Question

A simple random sample of size n is drawn. The sample mean, x, is found to be 35.1, and the sample standard deviation, s, is found to be 8.7

• a) Construct a 90% confidence interval for μ if the sample size, n, is 100.

• b) Construct a 90% confidence interval for μ if the sample size, n, is 40. How does decreasing the sample size affect the margin of error, E?

• c) Construct a 96% confidence interval for μ if the sample size, n, is 40. How does increasing the level of confidence affect the margin of error, E?

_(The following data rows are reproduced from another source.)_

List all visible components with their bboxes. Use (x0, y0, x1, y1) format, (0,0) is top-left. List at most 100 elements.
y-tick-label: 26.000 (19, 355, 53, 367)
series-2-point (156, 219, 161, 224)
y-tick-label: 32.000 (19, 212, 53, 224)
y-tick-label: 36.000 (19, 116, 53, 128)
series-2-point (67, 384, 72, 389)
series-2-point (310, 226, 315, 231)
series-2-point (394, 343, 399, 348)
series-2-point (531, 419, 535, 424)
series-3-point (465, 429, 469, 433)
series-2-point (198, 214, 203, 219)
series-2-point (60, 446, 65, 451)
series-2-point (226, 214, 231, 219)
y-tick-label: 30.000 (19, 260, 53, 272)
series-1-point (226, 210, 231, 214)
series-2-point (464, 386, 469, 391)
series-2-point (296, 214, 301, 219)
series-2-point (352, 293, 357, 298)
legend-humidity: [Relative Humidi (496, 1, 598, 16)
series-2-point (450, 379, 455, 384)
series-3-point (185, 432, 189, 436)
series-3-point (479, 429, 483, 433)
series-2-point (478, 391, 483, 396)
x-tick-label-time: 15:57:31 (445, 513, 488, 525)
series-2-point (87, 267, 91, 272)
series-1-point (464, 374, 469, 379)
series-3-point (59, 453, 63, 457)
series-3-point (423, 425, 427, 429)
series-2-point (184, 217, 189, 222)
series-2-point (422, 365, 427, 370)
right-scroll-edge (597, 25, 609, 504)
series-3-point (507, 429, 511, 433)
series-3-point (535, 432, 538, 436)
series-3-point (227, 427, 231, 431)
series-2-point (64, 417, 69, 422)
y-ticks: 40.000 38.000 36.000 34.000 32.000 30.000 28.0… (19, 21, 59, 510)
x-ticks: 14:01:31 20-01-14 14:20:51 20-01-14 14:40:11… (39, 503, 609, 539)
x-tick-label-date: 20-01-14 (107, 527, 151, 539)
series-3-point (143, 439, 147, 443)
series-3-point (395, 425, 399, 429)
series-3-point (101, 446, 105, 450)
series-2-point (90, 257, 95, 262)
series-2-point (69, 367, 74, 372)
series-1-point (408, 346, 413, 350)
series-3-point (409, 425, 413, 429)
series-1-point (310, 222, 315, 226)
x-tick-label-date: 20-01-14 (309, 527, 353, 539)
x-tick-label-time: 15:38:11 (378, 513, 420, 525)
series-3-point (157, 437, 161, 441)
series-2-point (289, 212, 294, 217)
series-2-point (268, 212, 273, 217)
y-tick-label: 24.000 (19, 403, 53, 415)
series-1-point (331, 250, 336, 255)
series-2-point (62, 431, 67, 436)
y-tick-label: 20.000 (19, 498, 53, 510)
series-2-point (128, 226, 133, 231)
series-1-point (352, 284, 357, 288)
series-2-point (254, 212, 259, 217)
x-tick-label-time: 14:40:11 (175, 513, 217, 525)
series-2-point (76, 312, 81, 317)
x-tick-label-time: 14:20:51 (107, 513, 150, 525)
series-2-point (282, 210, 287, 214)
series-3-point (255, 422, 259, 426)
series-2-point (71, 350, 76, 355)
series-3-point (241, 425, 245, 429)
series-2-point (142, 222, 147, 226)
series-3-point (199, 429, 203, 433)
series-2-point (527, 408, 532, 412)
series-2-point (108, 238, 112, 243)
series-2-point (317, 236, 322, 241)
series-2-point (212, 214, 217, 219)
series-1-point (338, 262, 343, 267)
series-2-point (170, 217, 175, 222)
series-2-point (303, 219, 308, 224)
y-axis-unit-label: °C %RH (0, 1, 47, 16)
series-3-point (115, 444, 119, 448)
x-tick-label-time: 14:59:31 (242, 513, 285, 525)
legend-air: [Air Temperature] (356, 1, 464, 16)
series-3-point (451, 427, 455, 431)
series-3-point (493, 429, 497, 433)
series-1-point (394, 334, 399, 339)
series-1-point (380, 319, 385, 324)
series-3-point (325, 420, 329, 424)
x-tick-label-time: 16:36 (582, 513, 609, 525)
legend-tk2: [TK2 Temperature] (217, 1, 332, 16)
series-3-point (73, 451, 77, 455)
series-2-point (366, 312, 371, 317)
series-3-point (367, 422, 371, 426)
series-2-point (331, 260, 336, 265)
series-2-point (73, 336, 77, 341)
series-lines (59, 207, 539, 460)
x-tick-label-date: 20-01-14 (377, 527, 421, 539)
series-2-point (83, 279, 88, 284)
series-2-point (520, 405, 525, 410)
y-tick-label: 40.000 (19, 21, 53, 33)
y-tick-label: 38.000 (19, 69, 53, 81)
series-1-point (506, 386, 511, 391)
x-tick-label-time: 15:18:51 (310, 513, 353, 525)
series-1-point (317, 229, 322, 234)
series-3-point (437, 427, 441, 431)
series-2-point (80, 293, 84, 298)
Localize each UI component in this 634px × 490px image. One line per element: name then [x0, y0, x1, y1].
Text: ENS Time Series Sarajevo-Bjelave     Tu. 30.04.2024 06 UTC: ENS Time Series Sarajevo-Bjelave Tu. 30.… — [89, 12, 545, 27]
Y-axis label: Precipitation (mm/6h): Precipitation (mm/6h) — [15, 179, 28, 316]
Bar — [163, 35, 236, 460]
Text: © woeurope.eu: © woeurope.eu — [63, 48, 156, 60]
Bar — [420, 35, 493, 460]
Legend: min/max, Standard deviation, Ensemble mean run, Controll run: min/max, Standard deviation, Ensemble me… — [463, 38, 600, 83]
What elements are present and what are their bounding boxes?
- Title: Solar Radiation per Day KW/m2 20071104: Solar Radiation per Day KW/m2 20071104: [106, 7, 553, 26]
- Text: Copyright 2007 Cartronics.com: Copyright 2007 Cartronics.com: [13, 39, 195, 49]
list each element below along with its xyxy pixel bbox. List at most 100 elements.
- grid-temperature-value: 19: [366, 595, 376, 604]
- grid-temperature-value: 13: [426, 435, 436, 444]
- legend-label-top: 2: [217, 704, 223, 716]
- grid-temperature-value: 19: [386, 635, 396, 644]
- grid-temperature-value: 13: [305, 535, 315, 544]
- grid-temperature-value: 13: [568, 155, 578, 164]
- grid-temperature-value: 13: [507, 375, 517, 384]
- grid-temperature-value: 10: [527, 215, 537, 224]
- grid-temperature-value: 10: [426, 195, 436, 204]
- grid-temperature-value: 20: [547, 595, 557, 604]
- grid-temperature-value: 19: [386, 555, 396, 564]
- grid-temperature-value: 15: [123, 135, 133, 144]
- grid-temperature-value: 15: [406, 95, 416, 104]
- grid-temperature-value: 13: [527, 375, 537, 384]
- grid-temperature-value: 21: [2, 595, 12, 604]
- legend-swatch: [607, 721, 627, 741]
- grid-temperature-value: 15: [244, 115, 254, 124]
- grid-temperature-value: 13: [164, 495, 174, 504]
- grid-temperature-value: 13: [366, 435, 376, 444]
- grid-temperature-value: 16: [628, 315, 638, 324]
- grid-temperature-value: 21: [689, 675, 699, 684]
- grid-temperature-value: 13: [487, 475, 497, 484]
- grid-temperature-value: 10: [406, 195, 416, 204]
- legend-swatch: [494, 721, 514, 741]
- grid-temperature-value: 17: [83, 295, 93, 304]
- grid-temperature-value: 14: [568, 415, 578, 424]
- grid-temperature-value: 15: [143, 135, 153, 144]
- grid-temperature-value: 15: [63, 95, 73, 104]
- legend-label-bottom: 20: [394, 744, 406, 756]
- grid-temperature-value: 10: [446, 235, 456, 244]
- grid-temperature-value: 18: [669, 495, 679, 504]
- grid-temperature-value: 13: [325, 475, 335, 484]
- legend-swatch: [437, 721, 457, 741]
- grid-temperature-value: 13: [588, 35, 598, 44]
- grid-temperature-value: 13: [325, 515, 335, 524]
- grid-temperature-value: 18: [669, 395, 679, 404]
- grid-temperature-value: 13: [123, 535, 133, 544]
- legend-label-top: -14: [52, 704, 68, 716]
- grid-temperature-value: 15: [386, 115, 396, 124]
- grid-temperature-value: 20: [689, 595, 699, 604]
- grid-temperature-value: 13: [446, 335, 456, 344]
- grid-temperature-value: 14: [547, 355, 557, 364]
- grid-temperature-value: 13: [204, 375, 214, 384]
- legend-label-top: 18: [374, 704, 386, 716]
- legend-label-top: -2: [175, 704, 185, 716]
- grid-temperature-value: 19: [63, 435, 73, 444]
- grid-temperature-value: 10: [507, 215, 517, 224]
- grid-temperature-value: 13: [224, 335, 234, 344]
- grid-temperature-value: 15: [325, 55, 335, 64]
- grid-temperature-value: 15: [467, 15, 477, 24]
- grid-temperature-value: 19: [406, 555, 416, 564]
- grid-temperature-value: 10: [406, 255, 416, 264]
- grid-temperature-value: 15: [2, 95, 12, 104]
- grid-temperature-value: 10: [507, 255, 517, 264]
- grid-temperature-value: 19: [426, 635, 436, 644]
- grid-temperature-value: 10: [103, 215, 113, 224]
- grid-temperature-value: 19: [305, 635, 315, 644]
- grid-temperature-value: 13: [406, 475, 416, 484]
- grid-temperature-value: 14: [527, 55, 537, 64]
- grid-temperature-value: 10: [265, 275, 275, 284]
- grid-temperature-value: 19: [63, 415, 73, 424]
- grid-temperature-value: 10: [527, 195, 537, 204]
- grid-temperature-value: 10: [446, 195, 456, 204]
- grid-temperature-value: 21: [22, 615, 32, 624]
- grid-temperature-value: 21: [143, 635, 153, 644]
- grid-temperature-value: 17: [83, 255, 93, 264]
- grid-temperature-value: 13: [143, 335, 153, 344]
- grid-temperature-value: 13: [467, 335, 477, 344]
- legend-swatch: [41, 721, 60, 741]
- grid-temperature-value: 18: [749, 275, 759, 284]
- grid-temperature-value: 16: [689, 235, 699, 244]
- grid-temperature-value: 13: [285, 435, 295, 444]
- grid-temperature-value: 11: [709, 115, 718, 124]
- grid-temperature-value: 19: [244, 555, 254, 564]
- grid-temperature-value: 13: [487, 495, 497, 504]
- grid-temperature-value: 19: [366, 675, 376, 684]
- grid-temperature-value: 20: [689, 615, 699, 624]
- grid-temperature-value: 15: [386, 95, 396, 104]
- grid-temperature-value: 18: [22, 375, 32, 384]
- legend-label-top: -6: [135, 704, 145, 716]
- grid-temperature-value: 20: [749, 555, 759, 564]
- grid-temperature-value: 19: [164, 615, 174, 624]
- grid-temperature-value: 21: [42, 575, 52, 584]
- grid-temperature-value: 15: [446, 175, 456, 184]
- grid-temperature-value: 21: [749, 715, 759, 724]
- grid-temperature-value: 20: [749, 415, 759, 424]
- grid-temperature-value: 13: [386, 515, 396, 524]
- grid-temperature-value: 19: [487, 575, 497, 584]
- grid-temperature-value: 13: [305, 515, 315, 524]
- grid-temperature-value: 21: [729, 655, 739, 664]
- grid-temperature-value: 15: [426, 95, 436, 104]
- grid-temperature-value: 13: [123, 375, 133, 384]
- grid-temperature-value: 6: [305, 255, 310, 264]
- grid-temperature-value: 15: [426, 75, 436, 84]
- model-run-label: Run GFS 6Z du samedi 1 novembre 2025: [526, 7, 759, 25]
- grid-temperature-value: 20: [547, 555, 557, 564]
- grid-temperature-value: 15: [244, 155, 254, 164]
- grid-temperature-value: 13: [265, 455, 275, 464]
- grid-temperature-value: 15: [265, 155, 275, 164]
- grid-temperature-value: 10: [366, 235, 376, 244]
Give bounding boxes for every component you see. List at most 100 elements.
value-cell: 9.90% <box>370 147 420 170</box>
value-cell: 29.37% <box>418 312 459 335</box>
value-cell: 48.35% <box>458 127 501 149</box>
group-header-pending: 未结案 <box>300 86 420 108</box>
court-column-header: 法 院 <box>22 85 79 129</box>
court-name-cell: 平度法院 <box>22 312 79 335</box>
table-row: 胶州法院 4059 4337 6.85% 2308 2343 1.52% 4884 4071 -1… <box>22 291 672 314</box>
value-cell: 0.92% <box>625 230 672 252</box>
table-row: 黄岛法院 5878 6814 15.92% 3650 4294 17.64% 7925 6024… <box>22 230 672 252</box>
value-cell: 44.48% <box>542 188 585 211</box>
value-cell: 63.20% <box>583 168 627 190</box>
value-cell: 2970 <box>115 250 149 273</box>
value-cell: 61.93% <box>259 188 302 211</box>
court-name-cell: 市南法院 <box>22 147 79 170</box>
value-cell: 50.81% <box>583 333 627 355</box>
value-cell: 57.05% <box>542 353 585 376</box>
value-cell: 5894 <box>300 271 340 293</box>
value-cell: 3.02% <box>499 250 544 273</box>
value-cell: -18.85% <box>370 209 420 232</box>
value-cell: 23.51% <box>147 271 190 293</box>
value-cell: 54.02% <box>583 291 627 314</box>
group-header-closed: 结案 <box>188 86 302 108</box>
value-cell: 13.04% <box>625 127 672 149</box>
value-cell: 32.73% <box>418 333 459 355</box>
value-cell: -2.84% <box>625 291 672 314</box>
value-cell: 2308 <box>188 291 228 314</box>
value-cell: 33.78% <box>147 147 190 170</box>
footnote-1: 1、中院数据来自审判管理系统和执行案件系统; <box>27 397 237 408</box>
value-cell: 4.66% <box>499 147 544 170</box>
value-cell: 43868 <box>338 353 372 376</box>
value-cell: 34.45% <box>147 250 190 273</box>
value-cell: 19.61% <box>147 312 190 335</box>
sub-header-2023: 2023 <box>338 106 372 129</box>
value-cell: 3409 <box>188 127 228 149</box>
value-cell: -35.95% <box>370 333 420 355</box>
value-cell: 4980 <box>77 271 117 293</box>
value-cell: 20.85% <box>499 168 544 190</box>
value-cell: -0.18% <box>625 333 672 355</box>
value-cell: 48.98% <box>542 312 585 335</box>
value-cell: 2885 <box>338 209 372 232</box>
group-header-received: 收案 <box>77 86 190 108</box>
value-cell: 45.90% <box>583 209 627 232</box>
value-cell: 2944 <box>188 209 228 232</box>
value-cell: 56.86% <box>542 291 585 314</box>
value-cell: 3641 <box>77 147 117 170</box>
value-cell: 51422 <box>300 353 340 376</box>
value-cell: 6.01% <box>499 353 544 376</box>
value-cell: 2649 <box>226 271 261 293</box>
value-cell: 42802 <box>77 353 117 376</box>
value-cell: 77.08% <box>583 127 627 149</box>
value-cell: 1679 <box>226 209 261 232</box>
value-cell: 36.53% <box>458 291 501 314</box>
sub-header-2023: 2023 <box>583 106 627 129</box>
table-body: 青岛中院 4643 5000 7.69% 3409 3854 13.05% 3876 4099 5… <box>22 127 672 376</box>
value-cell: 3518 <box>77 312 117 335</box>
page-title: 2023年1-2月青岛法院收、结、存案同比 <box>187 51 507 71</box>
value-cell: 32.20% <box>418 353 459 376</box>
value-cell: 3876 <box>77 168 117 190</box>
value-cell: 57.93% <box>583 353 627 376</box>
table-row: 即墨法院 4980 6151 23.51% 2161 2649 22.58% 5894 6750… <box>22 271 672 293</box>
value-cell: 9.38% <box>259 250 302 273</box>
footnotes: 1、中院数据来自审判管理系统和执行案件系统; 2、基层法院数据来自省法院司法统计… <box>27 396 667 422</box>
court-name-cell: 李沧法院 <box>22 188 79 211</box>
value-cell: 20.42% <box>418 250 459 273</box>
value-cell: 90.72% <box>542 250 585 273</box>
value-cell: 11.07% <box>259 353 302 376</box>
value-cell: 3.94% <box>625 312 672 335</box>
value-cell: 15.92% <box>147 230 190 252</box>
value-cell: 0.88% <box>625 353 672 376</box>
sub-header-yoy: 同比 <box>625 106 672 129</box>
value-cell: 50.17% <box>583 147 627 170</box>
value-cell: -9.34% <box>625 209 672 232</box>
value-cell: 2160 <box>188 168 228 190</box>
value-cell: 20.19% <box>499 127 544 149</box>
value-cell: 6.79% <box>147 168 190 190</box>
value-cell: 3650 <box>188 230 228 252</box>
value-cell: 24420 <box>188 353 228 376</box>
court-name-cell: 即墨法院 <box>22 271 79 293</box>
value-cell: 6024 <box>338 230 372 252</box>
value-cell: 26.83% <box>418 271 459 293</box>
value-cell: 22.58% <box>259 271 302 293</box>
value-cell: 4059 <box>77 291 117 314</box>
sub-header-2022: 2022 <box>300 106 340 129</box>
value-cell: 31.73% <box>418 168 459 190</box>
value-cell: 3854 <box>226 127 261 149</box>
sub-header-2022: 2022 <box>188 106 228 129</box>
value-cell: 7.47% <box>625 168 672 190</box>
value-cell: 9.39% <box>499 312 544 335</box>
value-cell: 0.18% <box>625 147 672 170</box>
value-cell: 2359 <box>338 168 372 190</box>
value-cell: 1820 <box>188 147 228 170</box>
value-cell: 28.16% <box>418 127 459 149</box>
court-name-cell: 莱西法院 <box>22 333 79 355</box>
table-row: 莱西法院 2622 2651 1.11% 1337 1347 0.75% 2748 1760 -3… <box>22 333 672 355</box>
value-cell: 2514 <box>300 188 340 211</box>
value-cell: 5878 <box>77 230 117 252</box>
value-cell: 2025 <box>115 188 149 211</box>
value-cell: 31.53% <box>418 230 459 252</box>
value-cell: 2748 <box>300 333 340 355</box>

• d) If the sample size is n = 25, what conditions must be satisfied to compute the confidence interval?

Answer 1

Part a)

Confidence Interval
X̅ ± t(α/2, n-1) S/√(n)
t(α/2, n-1) = t(0.1 /2, 100- 1 ) = 1.66
35.1 ± t(0.1/2, 100 -1) * 8.7/√(100)
Lower Limit = 35.1 - t(0.1/2, 100 -1) 8.7/√(100)
Lower Limit = 33.6558
Upper Limit = 35.1 + t(0.1/2, 100 -1) 8.7/√(100)
Upper Limit = 36.5442
90% Confidence interval is ( 33.6558 , 36.5442 )
Margin of Error = t(α/2, n-1) S/√(n) = 1.4442

Part b)

Confidence Interval
X̅ ± t(α/2, n-1) S/√(n)
t(α/2, n-1) = t(0.1 /2, 40- 1 ) = 1.685
35.1 ± t(0.1/2, 40 -1) * 8.7/√(40)
Lower Limit = 35.1 - t(0.1/2, 40 -1) 8.7/√(40)
Lower Limit = 32.7821
Upper Limit = 35.1 + t(0.1/2, 40 -1) 8.7/√(40)
Upper Limit = 37.4179
90% Confidence interval is ( 32.7821 , 37.4179 )

Margin of Error = t(α/2, n-1) S/√(n) = 2.3179

As sample size decreases, margin of error increases.

part c)

Confidence Interval
X̅ ± t(α/2, n-1) S/√(n)
t(α/2, n-1) = t(0.04 /2, 40- 1 ) = 2.125
35.1 ± t(0.04/2, 40 -1) * 8.7/√(40)
Lower Limit = 35.1 - t(0.04/2, 40 -1) 8.7/√(40)
Lower Limit = 32.1769
Upper Limit = 35.1 + t(0.04/2, 40 -1) 8.7/√(40)
Upper Limit = 38.0231
96% Confidence interval is ( 32.1769 , 38.0231 )

Margin of Error = t(α/2, n-1) S/√(n) = 2.9231

As level of confidence level decrease, margin of error increases.

Part d)

For confidence interval, one should consider large sample size, but if population is normally distributed then smaller sample size is also consider.